I just looked at the data and you can use the following script to process any pair using https://github.com/google/sentencepiece:
#! /usr/bin/env bash
# Dependencies:
# - https://github.com/google/sentencepiece
CORPUS_DIR=$(pwd)
SOURCE_LANG="en"
TARGET_LANG="de"
VOCBA_SIZE=32000
# Learn BPE across both corpora
spm_train \
--input=${CORPUS_DIR}/corpus.tc.${SOURCE_LANG},${CORPUS_DIR}/corpus.tc.${TARGET_LANG} \
--model_prefix=${CORPUS_DIR}/bpe \
--vocab_size=32000 \
--model_type=bpe
# Apply BPE to corpus
spm_encode --model=${CORPUS_DIR}/bpe.model --output_format=piece \
< ${CORPUS_DIR}/corpus.tc.${SOURCE_LANG} \
> ${CORPUS_DIR}/corpus.tc.bpe.${SOURCE_LANG}
spm_encode --model=${CORPUS_DIR}/bpe.model --output_format=piece \
< ${CORPUS_DIR}/corpus.tc.${TARGET_LANG} \
> ${CORPUS_DIR}/corpus.tc.bpe.${TARGET_LANG}
# Apply BPE to all dev data
for lang in ${SOURCE_LANG} ${TARGET_LANG}; do
for infile in $(find ${CORPUS_DIR}/dev | grep tc.${lang}); do
echo $infile
outfile="${infile%.*}.bpe.${lang}"
spm_encode --model=${CORPUS_DIR}/bpe.model --output_format=piece < $infile > $outfile
echo $outfile
done
done
We should prepare datasets for All WMT'17 language pairs.
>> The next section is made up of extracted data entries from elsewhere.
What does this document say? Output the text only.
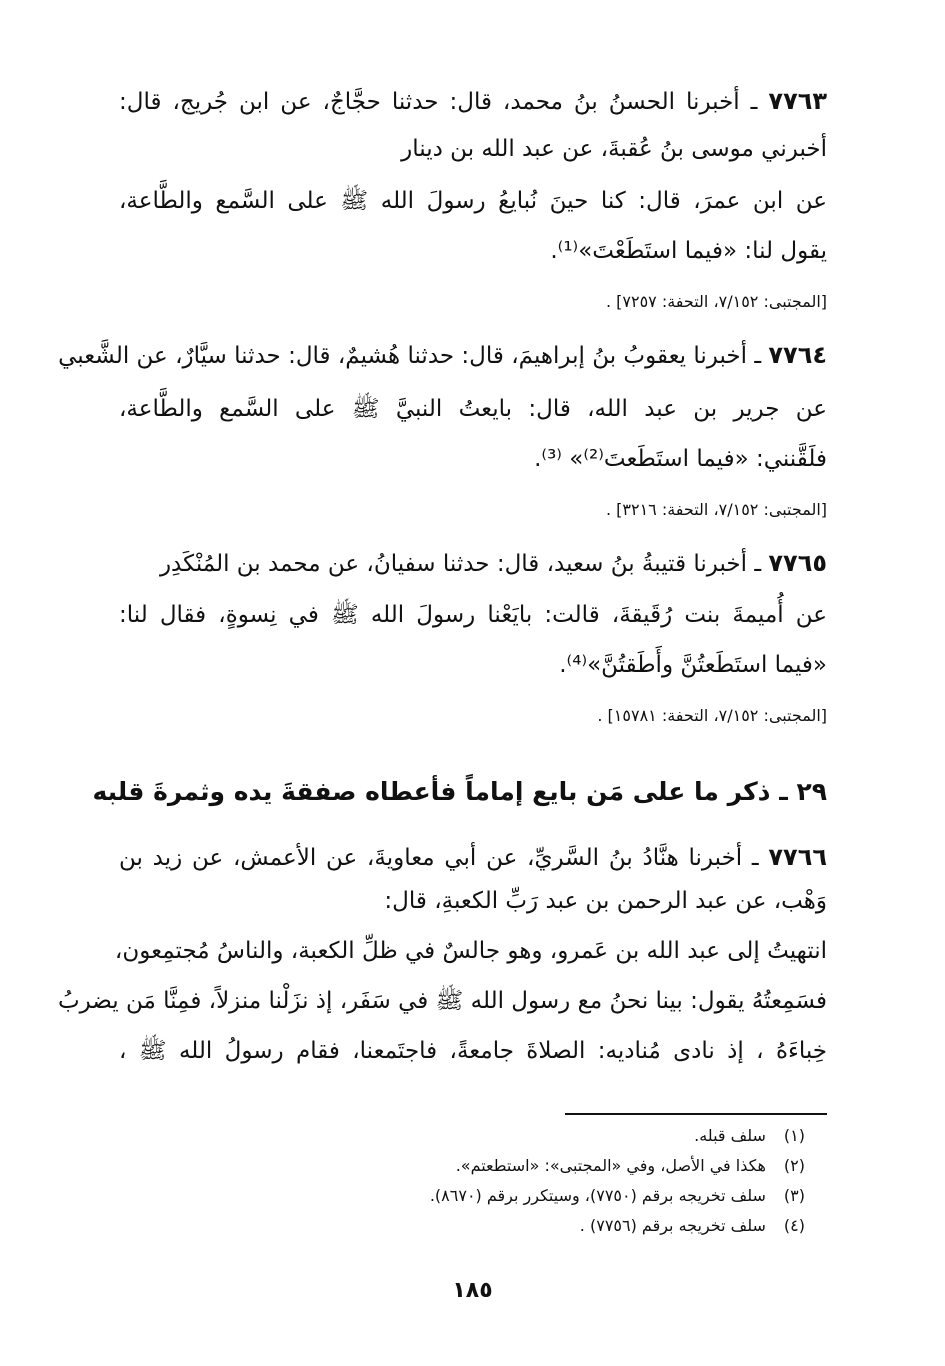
٧٧٦٣ ـ أخبرنا الحسنُ بنُ محمد، قال: حدثنا حجَّاجٌ، عن ابن جُريج، قال:
أخبرني موسى بنُ عُقبةَ، عن عبد الله بن دينار
عن ابن عمرَ، قال: كنا حينَ نُبايعُ رسولَ الله ﷺ على السَّمع والطَّاعة،
يقول لنا: «فيما استَطَعْتَ»⁽¹⁾.
[المجتبى: ٧/١٥٢، التحفة: ٧٢٥٧] .
٧٧٦٤ ـ أخبرنا يعقوبُ بنُ إبراهيمَ، قال: حدثنا هُشيمٌ، قال: حدثنا سيَّارٌ، عن الشَّعبي
عن جرير بن عبد الله، قال: بايعتُ النبيَّ ﷺ على السَّمع والطَّاعة،
فلَقَّنني: «فيما استَطَعتَ⁽²⁾» ⁽³⁾.
[المجتبى: ٧/١٥٢، التحفة: ٣٢١٦] .
٧٧٦٥ ـ أخبرنا قتيبةُ بنُ سعيد، قال: حدثنا سفيانُ، عن محمد بن المُنْكَدِر
عن أُميمةَ بنت رُقَيقةَ، قالت: بايَعْنا رسولَ الله ﷺ في نِسوةٍ، فقال لنا:
«فيما استَطَعتُنَّ وأَطَقتُنَّ»⁽⁴⁾.
[المجتبى: ٧/١٥٢، التحفة: ١٥٧٨١] .
٢٩ ـ ذكر ما على مَن بايع إماماً فأعطاه صفقةَ يده وثمرةَ قلبه
٧٧٦٦ ـ أخبرنا هنَّادُ بنُ السَّريِّ، عن أبي معاويةَ، عن الأعمش، عن زيد بن
وَهْب، عن عبد الرحمن بن عبد رَبِّ الكعبةِ، قال:
انتهيتُ إلى عبد الله بن عَمرو، وهو جالسٌ في ظلِّ الكعبة، والناسُ مُجتمِعون،
فسَمِعتُهُ يقول: بينا نحنُ مع رسول الله ﷺ في سَفَر، إذ نزَلْنا منزلاً، فمِنَّا مَن يضربُ
خِباءَهُ ، إذ نادى مُناديه: الصلاةَ جامعةً، فاجتَمعنا، فقام رسولُ الله ﷺ ،
(١) سلف قبله.
(٢) هكذا في الأصل، وفي «المجتبى»: «استطعتم».
(٣) سلف تخريجه برقم (٧٧٥٠)، وسيتكرر برقم (٨٦٧٠).
(٤) سلف تخريجه برقم (٧٧٥٦) .
١٨٥
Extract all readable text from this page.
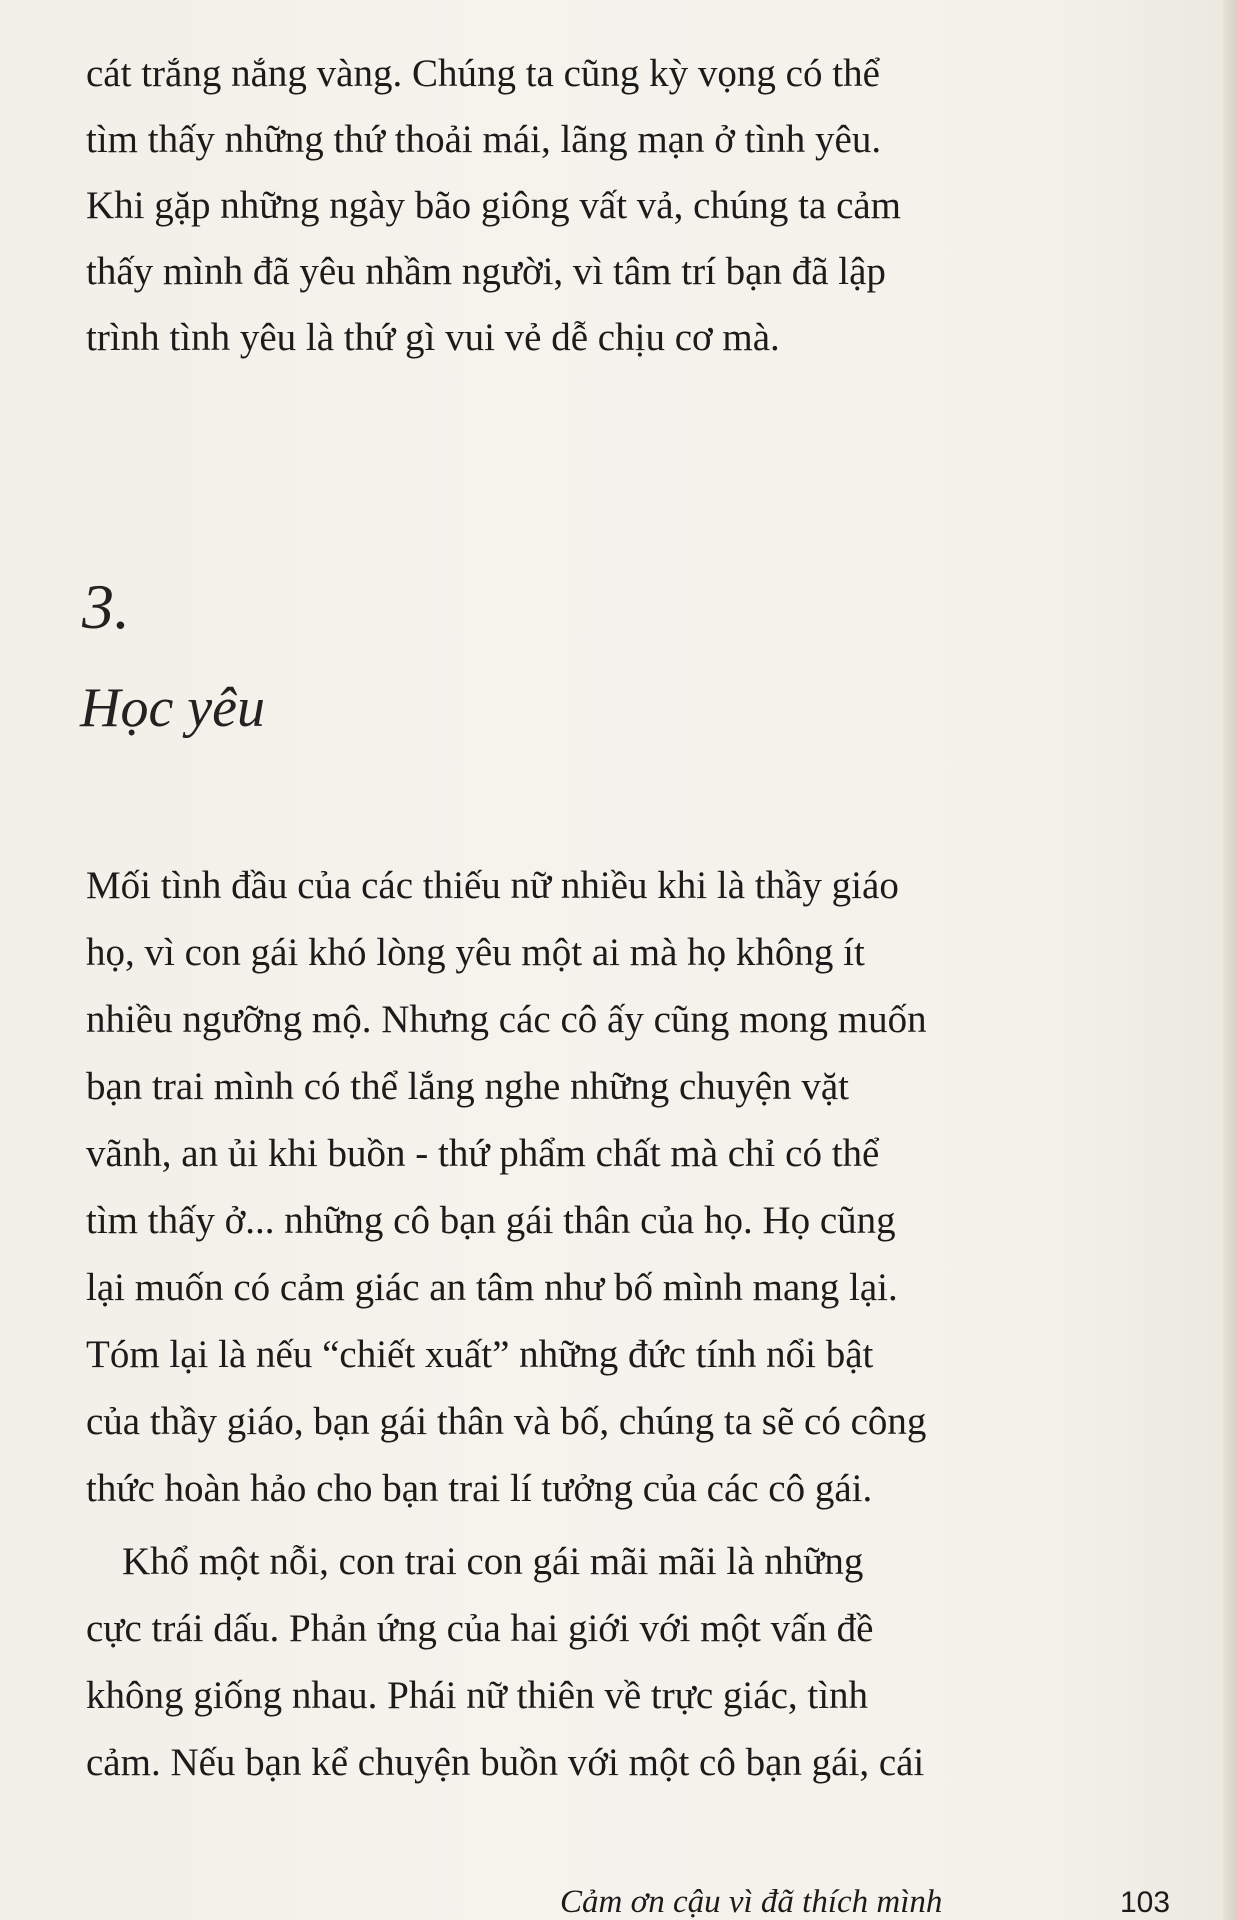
cát trắng nắng vàng. Chúng ta cũng kỳ vọng có thể
tìm thấy những thứ thoải mái, lãng mạn ở tình yêu.
Khi gặp những ngày bão giông vất vả, chúng ta cảm
thấy mình đã yêu nhầm người, vì tâm trí bạn đã lập
trình tình yêu là thứ gì vui vẻ dễ chịu cơ mà.
3.
Học yêu
Mối tình đầu của các thiếu nữ nhiều khi là thầy giáo
họ, vì con gái khó lòng yêu một ai mà họ không ít
nhiều ngưỡng mộ. Nhưng các cô ấy cũng mong muốn
bạn trai mình có thể lắng nghe những chuyện vặt
vãnh, an ủi khi buồn - thứ phẩm chất mà chỉ có thể
tìm thấy ở... những cô bạn gái thân của họ. Họ cũng
lại muốn có cảm giác an tâm như bố mình mang lại.
Tóm lại là nếu “chiết xuất” những đức tính nổi bật
của thầy giáo, bạn gái thân và bố, chúng ta sẽ có công
thức hoàn hảo cho bạn trai lí tưởng của các cô gái.
Khổ một nỗi, con trai con gái mãi mãi là những
cực trái dấu. Phản ứng của hai giới với một vấn đề
không giống nhau. Phái nữ thiên về trực giác, tình
cảm. Nếu bạn kể chuyện buồn với một cô bạn gái, cái
Cảm ơn cậu vì đã thích mình	103
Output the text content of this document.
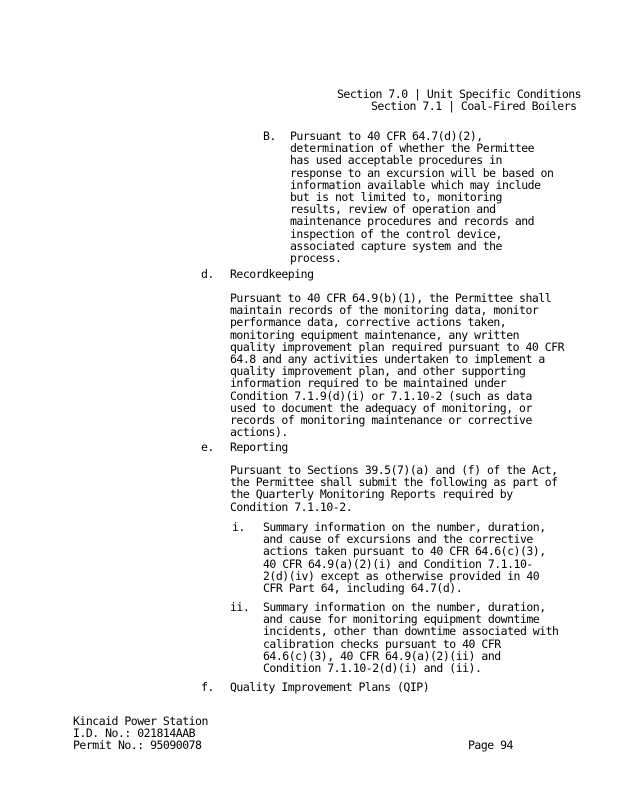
Section 7.0 | Unit Specific Conditions
Section 7.1 | Coal-Fired Boilers
B. Pursuant to 40 CFR 64.7(d)(2),
determination of whether the Permittee
has used acceptable procedures in
response to an excursion will be based on
information available which may include
but is not limited to, monitoring
results, review of operation and
maintenance procedures and records and
inspection of the control device,
associated capture system and the
process.
d. Recordkeeping
Pursuant to 40 CFR 64.9(b)(1), the Permittee shall
maintain records of the monitoring data, monitor
performance data, corrective actions taken,
monitoring equipment maintenance, any written
quality improvement plan required pursuant to 40 CFR
64.8 and any activities undertaken to implement a
quality improvement plan, and other supporting
information required to be maintained under
Condition 7.1.9(d)(i) or 7.1.10-2 (such as data
used to document the adequacy of monitoring, or
records of monitoring maintenance or corrective
actions).
e. Reporting
Pursuant to Sections 39.5(7)(a) and (f) of the Act,
the Permittee shall submit the following as part of
the Quarterly Monitoring Reports required by
Condition 7.1.10-2.
i. Summary information on the number, duration,
and cause of excursions and the corrective
actions taken pursuant to 40 CFR 64.6(c)(3),
40 CFR 64.9(a)(2)(i) and Condition 7.1.10-
2(d)(iv) except as otherwise provided in 40
CFR Part 64, including 64.7(d).
ii. Summary information on the number, duration,
and cause for monitoring equipment downtime
incidents, other than downtime associated with
calibration checks pursuant to 40 CFR
64.6(c)(3), 40 CFR 64.9(a)(2)(ii) and
Condition 7.1.10-2(d)(i) and (ii).
f. Quality Improvement Plans (QIP)
Kincaid Power Station
I.D. No.: 021814AAB
Permit No.: 95090078	Page 94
This is also a change to try out google/sentencepiece as a preprocessor.
Each dataset should come in different configurations, i.e. different vocabulary sizes and also have a character-level version.
Together with the raw data files we also need the script that was used for the process.